Outside of that one mystifying design decision, 2/3rds of Magrunner: Dark Pulse is pretty well put-together. The game is broken up into three parts and the difficulty of each part increases at a fair rate as new puzzles and ways to solve them are introduced. The solutions are never unfair or particularly obtuse – so important in a puzzle game. Part three introduces murderous fish-men however, and that’s when things get a bit shambolic. These pugilistic fish-men are utterly laughable both in appearance and action as they slowly ambulate after you intent on punching you to death. That’s right; these foot soldiers of C’thulu – creatures whose mere proximity drive men mad – attack with lazy roundhouse punches. It’s exactly as stupid as it sounds. Unfortunately, they also present an issue for the game’s engine in that killing them, while simple in principle, is awkward in practice. In a game where monsters can move anywhere, but lethal projectiles can only travel along one set trajectory, you sort of need a way to reliably lure enemies into said trajectory and Magrunner: Dark Pulse did not provide for such reliability. That was by far the game’s largest misstep and it nearly ruins the last third of the game which, for spoilery reasons, should be the best part.

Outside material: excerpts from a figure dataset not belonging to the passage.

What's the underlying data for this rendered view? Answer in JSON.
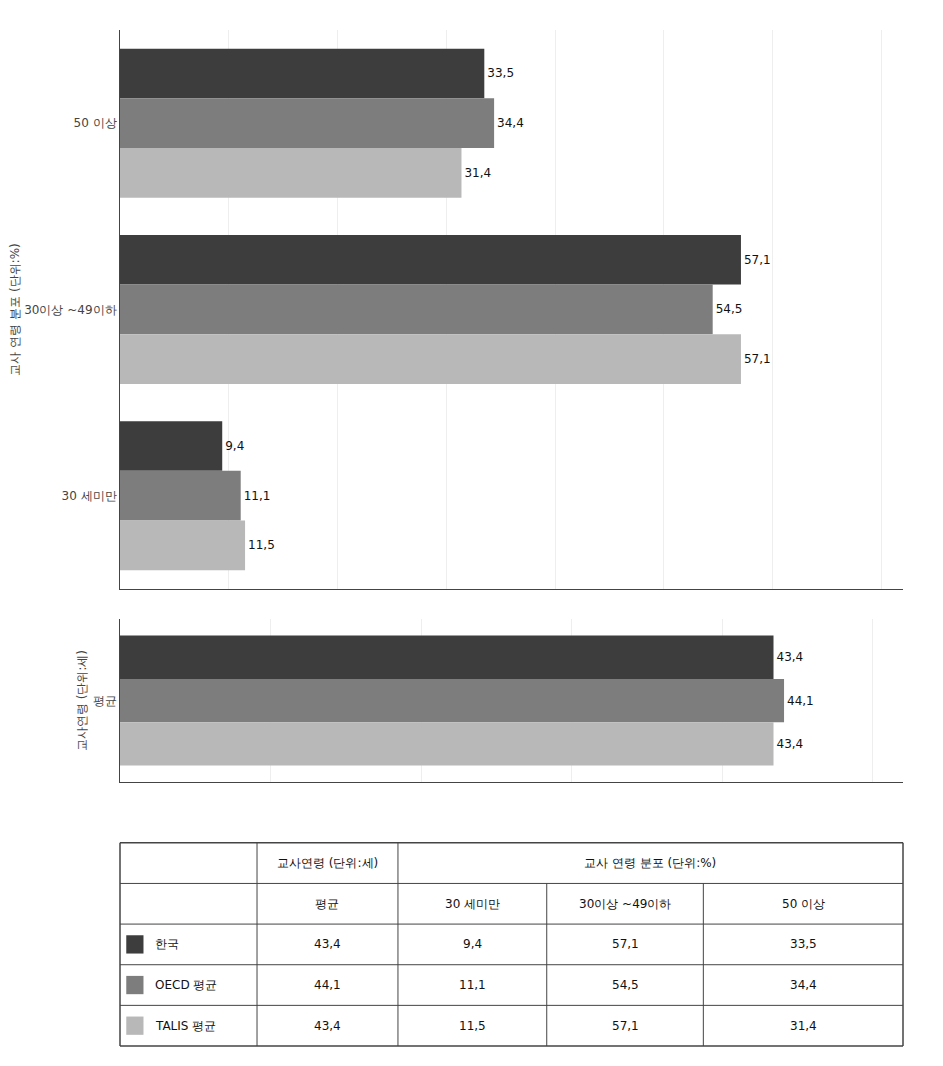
{
  "chart_data": [
    {
      "type": "bar",
      "orientation": "horizontal",
      "ylabel": "교사 연령 분포 (단위:%)",
      "categories": [
        "50 이상",
        "30이상 ~49이하",
        "30 세미만"
      ],
      "series": [
        {
          "color": "#3d3d3d",
          "values": [
            33.5,
            57.1,
            9.4
          ],
          "value_labels": [
            "33,5",
            "57,1",
            "9,4"
          ]
        },
        {
          "color": "#7d7d7d",
          "values": [
            34.4,
            54.5,
            11.1
          ],
          "value_labels": [
            "34,4",
            "54,5",
            "11,1"
          ]
        },
        {
          "color": "#b8b8b8",
          "values": [
            31.4,
            57.1,
            11.5
          ],
          "value_labels": [
            "31,4",
            "57,1",
            "11,5"
          ]
        }
      ],
      "xlim": [
        0,
        72
      ],
      "xticks": [
        0,
        10,
        20,
        30,
        40,
        50,
        60,
        70
      ],
      "grid": true,
      "tick_labels": "y",
      "data_labels": true
    },
    {
      "type": "bar",
      "orientation": "horizontal",
      "ylabel": "교사연령 (단위:세)",
      "categories": [
        "평균"
      ],
      "series": [
        {
          "color": "#3d3d3d",
          "values": [
            43.4
          ],
          "value_labels": [
            "43,4"
          ]
        },
        {
          "color": "#7d7d7d",
          "values": [
            44.1
          ],
          "value_labels": [
            "44,1"
          ]
        },
        {
          "color": "#b8b8b8",
          "values": [
            43.4
          ],
          "value_labels": [
            "43,4"
          ]
        }
      ],
      "xlim": [
        0,
        52
      ],
      "xticks": [
        0,
        10,
        20,
        30,
        40,
        50
      ],
      "grid": true,
      "tick_labels": "y",
      "data_labels": true
    },
    {
      "type": "table",
      "column_groups": [
        {
          "name": "교사연령 (단위:세)",
          "columns": [
            "평균"
          ]
        },
        {
          "name": "교사 연령 분포 (단위:%)",
          "columns": [
            "30 세미만",
            "30이상 ~49이하",
            "50 이상"
          ]
        }
      ],
      "rows": [
        {
          "name": "한국",
          "color": "#3d3d3d",
          "values": [
            43.4,
            9.4,
            57.1,
            33.5
          ],
          "value_labels": [
            "43,4",
            "9,4",
            "57,1",
            "33,5"
          ]
        },
        {
          "name": "OECD 평균",
          "color": "#7d7d7d",
          "values": [
            44.1,
            11.1,
            54.5,
            34.4
          ],
          "value_labels": [
            "44,1",
            "11,1",
            "54,5",
            "34,4"
          ]
        },
        {
          "name": "TALIS 평균",
          "color": "#b8b8b8",
          "values": [
            43.4,
            11.5,
            57.1,
            31.4
          ],
          "value_labels": [
            "43,4",
            "11,5",
            "57,1",
            "31,4"
          ]
        }
      ]
    }
  ]
}
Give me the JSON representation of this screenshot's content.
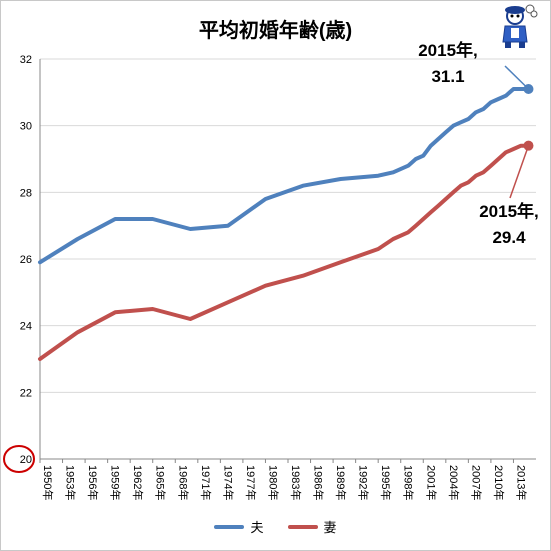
{
  "chart_data": {
    "type": "line",
    "title": "平均初婚年齢(歳)",
    "xlabel": "",
    "ylabel": "",
    "ylim": [
      20,
      32
    ],
    "yticks": [
      20,
      22,
      24,
      26,
      28,
      30,
      32
    ],
    "grid": "horizontal",
    "legend": "bottom",
    "highlighted_tick": 20,
    "x_tick_labels": [
      "1950年",
      "1953年",
      "1956年",
      "1959年",
      "1962年",
      "1965年",
      "1968年",
      "1971年",
      "1974年",
      "1977年",
      "1980年",
      "1983年",
      "1986年",
      "1989年",
      "1992年",
      "1995年",
      "1998年",
      "2001年",
      "2004年",
      "2007年",
      "2010年",
      "2013年"
    ],
    "x": [
      1950,
      1955,
      1960,
      1965,
      1970,
      1975,
      1980,
      1985,
      1990,
      1995,
      1997,
      1999,
      2000,
      2001,
      2002,
      2003,
      2004,
      2005,
      2006,
      2007,
      2008,
      2009,
      2010,
      2011,
      2012,
      2013,
      2014,
      2015
    ],
    "series": [
      {
        "name": "夫",
        "color": "#4f81bd",
        "values": [
          25.9,
          26.6,
          27.2,
          27.2,
          26.9,
          27.0,
          27.8,
          28.2,
          28.4,
          28.5,
          28.6,
          28.8,
          29.0,
          29.1,
          29.4,
          29.6,
          29.8,
          30.0,
          30.1,
          30.2,
          30.4,
          30.5,
          30.7,
          30.8,
          30.9,
          31.1,
          31.1,
          31.1
        ]
      },
      {
        "name": "妻",
        "color": "#c0504d",
        "values": [
          23.0,
          23.8,
          24.4,
          24.5,
          24.2,
          24.7,
          25.2,
          25.5,
          25.9,
          26.3,
          26.6,
          26.8,
          27.0,
          27.2,
          27.4,
          27.6,
          27.8,
          28.0,
          28.2,
          28.3,
          28.5,
          28.6,
          28.8,
          29.0,
          29.2,
          29.3,
          29.4,
          29.4
        ]
      }
    ],
    "annotations": [
      {
        "line1": "2015年,",
        "line2": "31.1",
        "series": "夫"
      },
      {
        "line1": "2015年,",
        "line2": "29.4",
        "series": "妻"
      }
    ]
  }
}
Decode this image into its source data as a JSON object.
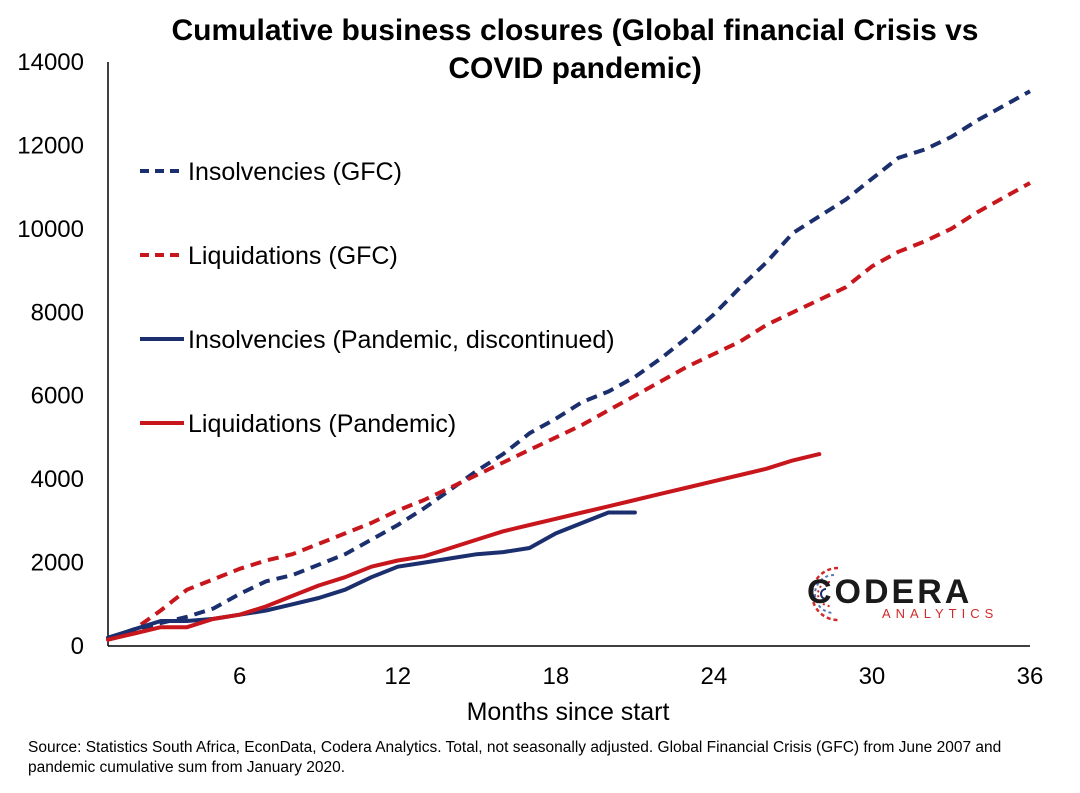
{
  "chart_data": {
    "type": "line",
    "title_lines": [
      "Cumulative business closures (Global financial Crisis vs",
      "COVID pandemic)"
    ],
    "xlabel": "Months since start",
    "ylabel": "",
    "xlim": [
      1,
      36
    ],
    "ylim": [
      0,
      14000
    ],
    "xticks": [
      6,
      12,
      18,
      24,
      30,
      36
    ],
    "yticks": [
      0,
      2000,
      4000,
      6000,
      8000,
      10000,
      12000,
      14000
    ],
    "grid": false,
    "legend_position": "left",
    "series": [
      {
        "name": "Insolvencies (GFC)",
        "color": "#1b2f6e",
        "style": "dashed",
        "x": [
          1,
          2,
          3,
          4,
          5,
          6,
          7,
          8,
          9,
          10,
          11,
          12,
          13,
          14,
          15,
          16,
          17,
          18,
          19,
          20,
          21,
          22,
          23,
          24,
          25,
          26,
          27,
          28,
          29,
          30,
          31,
          32,
          33,
          34,
          35,
          36
        ],
        "values": [
          150,
          350,
          550,
          700,
          900,
          1250,
          1550,
          1700,
          1950,
          2200,
          2550,
          2900,
          3300,
          3750,
          4200,
          4600,
          5100,
          5450,
          5850,
          6100,
          6450,
          6900,
          7400,
          7950,
          8600,
          9200,
          9900,
          10300,
          10700,
          11200,
          11700,
          11900,
          12200,
          12600,
          12950,
          13300
        ]
      },
      {
        "name": "Liquidations (GFC)",
        "color": "#c8161d",
        "style": "dashed",
        "x": [
          1,
          2,
          3,
          4,
          5,
          6,
          7,
          8,
          9,
          10,
          11,
          12,
          13,
          14,
          15,
          16,
          17,
          18,
          19,
          20,
          21,
          22,
          23,
          24,
          25,
          26,
          27,
          28,
          29,
          30,
          31,
          32,
          33,
          34,
          35,
          36
        ],
        "values": [
          180,
          400,
          850,
          1350,
          1600,
          1850,
          2050,
          2200,
          2450,
          2700,
          2950,
          3250,
          3500,
          3800,
          4100,
          4400,
          4700,
          5000,
          5300,
          5650,
          6000,
          6350,
          6700,
          7000,
          7300,
          7700,
          8000,
          8300,
          8600,
          9100,
          9450,
          9700,
          10000,
          10400,
          10750,
          11100
        ]
      },
      {
        "name": "Insolvencies (Pandemic, discontinued)",
        "color": "#1b2f6e",
        "style": "solid",
        "x": [
          1,
          2,
          3,
          4,
          5,
          6,
          7,
          8,
          9,
          10,
          11,
          12,
          13,
          14,
          15,
          16,
          17,
          18,
          19,
          20,
          21
        ],
        "values": [
          200,
          400,
          600,
          600,
          650,
          750,
          850,
          1000,
          1150,
          1350,
          1650,
          1900,
          2000,
          2100,
          2200,
          2250,
          2350,
          2700,
          2950,
          3200,
          3200
        ]
      },
      {
        "name": "Liquidations (Pandemic)",
        "color": "#c8161d",
        "style": "solid",
        "x": [
          1,
          2,
          3,
          4,
          5,
          6,
          7,
          8,
          9,
          10,
          11,
          12,
          13,
          14,
          15,
          16,
          17,
          18,
          19,
          20,
          21,
          22,
          23,
          24,
          25,
          26,
          27,
          28
        ],
        "values": [
          150,
          300,
          450,
          450,
          650,
          750,
          950,
          1200,
          1450,
          1650,
          1900,
          2050,
          2150,
          2350,
          2550,
          2750,
          2900,
          3050,
          3200,
          3350,
          3500,
          3650,
          3800,
          3950,
          4100,
          4250,
          4450,
          4600
        ]
      }
    ]
  },
  "source_note": "Source: Statistics South Africa, EconData, Codera Analytics. Total, not seasonally adjusted. Global Financial Crisis (GFC) from June 2007 and pandemic cumulative sum from January 2020.",
  "brand": {
    "name": "CODERA",
    "sub": "ANALYTICS"
  }
}
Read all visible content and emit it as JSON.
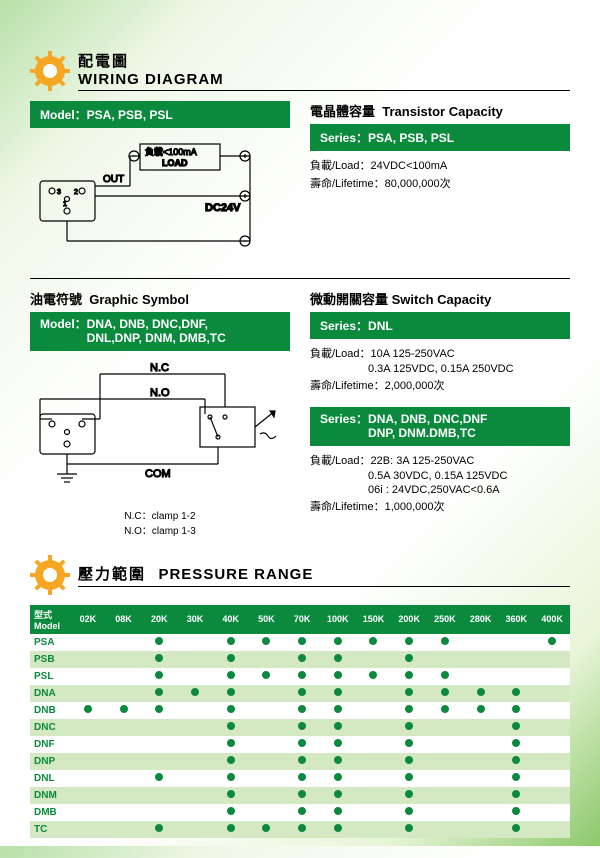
{
  "section1": {
    "title_cn": "配電圖",
    "title_en": "WIRING DIAGRAM",
    "left": {
      "bar_label": "Model：",
      "bar_value": "PSA, PSB, PSL",
      "diagram": {
        "out": "OUT",
        "load_line1": "負載<100mA",
        "load_line2": "LOAD",
        "dc24v": "DC24V"
      }
    },
    "right": {
      "subhead_cn": "電晶體容量",
      "subhead_en": "Transistor Capacity",
      "bar_label": "Series：",
      "bar_value": "PSA, PSB, PSL",
      "load_label": "負載/Load：",
      "load_value": "24VDC<100mA",
      "life_label": "壽命/Lifetime：",
      "life_value": "80,000,000次"
    }
  },
  "section2": {
    "left": {
      "subhead_cn": "油電符號",
      "subhead_en": "Graphic Symbol",
      "bar_label": "Model：",
      "bar_value1": "DNA, DNB, DNC,DNF,",
      "bar_value2": "DNL,DNP, DNM, DMB,TC",
      "diagram": {
        "nc": "N.C",
        "no": "N.O",
        "com": "COM"
      },
      "note1": "N.C：clamp 1-2",
      "note2": "N.O：clamp 1-3"
    },
    "right": {
      "sub1_cn": "微動開關容量",
      "sub1_en": "Switch Capacity",
      "bar1_label": "Series：",
      "bar1_value": "DNL",
      "spec1_load_label": "負載/Load：",
      "spec1_load_line1": "10A  125-250VAC",
      "spec1_load_line2": "0.3A  125VDC, 0.15A  250VDC",
      "spec1_life_label": "壽命/Lifetime：",
      "spec1_life_value": "2,000,000次",
      "bar2_label": "Series：",
      "bar2_value1": "DNA, DNB, DNC,DNF",
      "bar2_value2": "DNP, DNM.DMB,TC",
      "spec2_load_label": "負載/Load：",
      "spec2_load_line1": "22B: 3A 125-250VAC",
      "spec2_load_line2": "0.5A 30VDC, 0.15A 125VDC",
      "spec2_load_line3": "06i : 24VDC,250VAC<0.6A",
      "spec2_life_label": "壽命/Lifetime：",
      "spec2_life_value": "1,000,000次"
    }
  },
  "section3": {
    "title_cn": "壓力範圍",
    "title_en": "PRESSURE RANGE",
    "header_model": "型式\nModel",
    "columns": [
      "02K",
      "08K",
      "20K",
      "30K",
      "40K",
      "50K",
      "70K",
      "100K",
      "150K",
      "200K",
      "250K",
      "280K",
      "360K",
      "400K"
    ],
    "rows": [
      {
        "model": "PSA",
        "cells": [
          0,
          0,
          1,
          0,
          1,
          1,
          1,
          1,
          1,
          1,
          1,
          0,
          0,
          1
        ]
      },
      {
        "model": "PSB",
        "cells": [
          0,
          0,
          1,
          0,
          1,
          0,
          1,
          1,
          0,
          1,
          0,
          0,
          0,
          0
        ]
      },
      {
        "model": "PSL",
        "cells": [
          0,
          0,
          1,
          0,
          1,
          1,
          1,
          1,
          1,
          1,
          1,
          0,
          0,
          0
        ]
      },
      {
        "model": "DNA",
        "cells": [
          0,
          0,
          1,
          1,
          1,
          0,
          1,
          1,
          0,
          1,
          1,
          1,
          1,
          0
        ]
      },
      {
        "model": "DNB",
        "cells": [
          1,
          1,
          1,
          0,
          1,
          0,
          1,
          1,
          0,
          1,
          1,
          1,
          1,
          0
        ]
      },
      {
        "model": "DNC",
        "cells": [
          0,
          0,
          0,
          0,
          1,
          0,
          1,
          1,
          0,
          1,
          0,
          0,
          1,
          0
        ]
      },
      {
        "model": "DNF",
        "cells": [
          0,
          0,
          0,
          0,
          1,
          0,
          1,
          1,
          0,
          1,
          0,
          0,
          1,
          0
        ]
      },
      {
        "model": "DNP",
        "cells": [
          0,
          0,
          0,
          0,
          1,
          0,
          1,
          1,
          0,
          1,
          0,
          0,
          1,
          0
        ]
      },
      {
        "model": "DNL",
        "cells": [
          0,
          0,
          1,
          0,
          1,
          0,
          1,
          1,
          0,
          1,
          0,
          0,
          1,
          0
        ]
      },
      {
        "model": "DNM",
        "cells": [
          0,
          0,
          0,
          0,
          1,
          0,
          1,
          1,
          0,
          1,
          0,
          0,
          1,
          0
        ]
      },
      {
        "model": "DMB",
        "cells": [
          0,
          0,
          0,
          0,
          1,
          0,
          1,
          1,
          0,
          1,
          0,
          0,
          1,
          0
        ]
      },
      {
        "model": "TC",
        "cells": [
          0,
          0,
          1,
          0,
          1,
          1,
          1,
          1,
          0,
          1,
          0,
          0,
          1,
          0
        ]
      }
    ]
  },
  "colors": {
    "green": "#0b8a3e",
    "orange": "#f5a623",
    "light_green_row": "#d4e8c4"
  }
}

Independent of those missteps, Magrunner: Dark Pule is largely acceptable from a technical standpoint. Graphically, it’s very average. Eight years ago, it might have looked good but the Unreal Engine is really starting to show its age these days. Meanwhile the art design does a good job selling the setting. It starts off clean and antiseptic – just like Portal – but quickly descends into the standard “ruined underground lab” setting that’s been done to death at this point by so many games. At least Portal’s ruined underground lab was full of hidden oddities. In Magrunner: Dark Pulse you get no such hidden oddities. Oh there are oddities, like the same drawing of C’thulu accompanied by cryptic messages in every other room and numerous petrified monsters, but once you’ve seen one, you’ve seen them all. And what little mystery is there gets dispelled about as quickly as it’s set up.


Finally, the game’s audio leaves nothing to really complain about. The music is good and the voice acting is decent; however, since there’s not that much of it, maybe it just didn’t give me a chance to get sick of it.